Cómo llegó la ostra del Pacífico a la Argentina
La denominada ostra del Pacífico no arribó naturalmente desde Asia, sino que fue introducida por la actividad humana para su cultivo y consumo. «Es una especie que se ha seleccionado por su rápido crecimiento y resistencia, y por eso fue llevada a distintos lugares del mundo», detalló el especialista.
En ese marco, explicó que las primeras introducciones en el país datan de los años 80, probablemente desde Chile. A partir de allí, las larvas comenzaron a dispersarse a través de las corrientes marinas, con ciclos reproductivos que pueden liberar grandes cantidades de ejemplares cada año.
Avance en la costa bonaerense
El crecimiento de esta especie fue progresivo pero sostenido. Dos Santos señaló que en pocas décadas pasó de focos iniciales en el sur a colonizar amplias zonas del litoral: «Diez años después de su introducción ya se había desplazado entre 30 y 50 kilómetros, y hoy hay bancos consolidados en distintos puntos».
Actualmente, se observan ostras adheridas a rocas en varias localidades, y el avance hacia el norte hace prever su eventual presencia en Mar del Plata. «No debería sorprendernos si ya están en algunas rocas cercanas», afirmó.
Riesgos para la salud y recomendaciones
Uno de los principales puntos de alerta está vinculado al consumo. Si bien se trata de una especie comestible, el especialista advirtió que solo es segura cuando proviene de circuitos habilitados: «No hay forma de saber si tiene toxinas con solo verla u olerla; se necesita análisis de laboratorio».
En ese sentido, remarcó que estos moluscos pueden acumular toxinas asociadas a la marea roja, lo que representa un riesgo sanitario si se recolectan de manera informal.
Impacto en playas y bañistas
Más allá del consumo, la presencia de ostras puede generar molestias en zonas turísticas. Las valvas, especialmente cuando están rotas, pueden resultar filosas y provocar cortes en los pies de los bañistas.
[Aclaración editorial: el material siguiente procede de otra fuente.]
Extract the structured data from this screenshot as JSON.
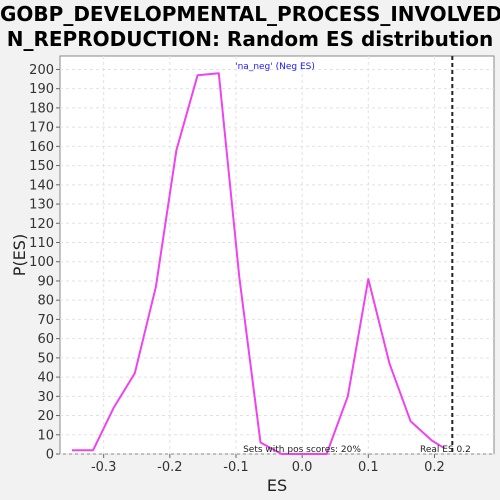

«El problema aparece cuando las valvas se dispersan en la arena. Es un material duro y filoso que puede lastimar», explicó el oceanógrafo, quien recomendó retirarlas en caso de encontrarlas en la playa.
No obstante, aclaró que la especie suele asentarse principalmente sobre superficies rocosas, por lo que el impacto en playas de arena puede ser limitado.
Qué puede pasar en Mar del Plata
Si bien el arribo de la ostra del Pacífico a Mar del Plata es considerado probable, aún no hay certezas sobre el impacto que tendrá en el ecosistema local. Las condiciones de oleaje y exposición podrían limitar su expansión en comparación con otras zonas más protegidas.
«El pronóstico de cómo va a quedar el paisaje es incierto, pero sí es muy probable que llegue», concluyó Dos Santos.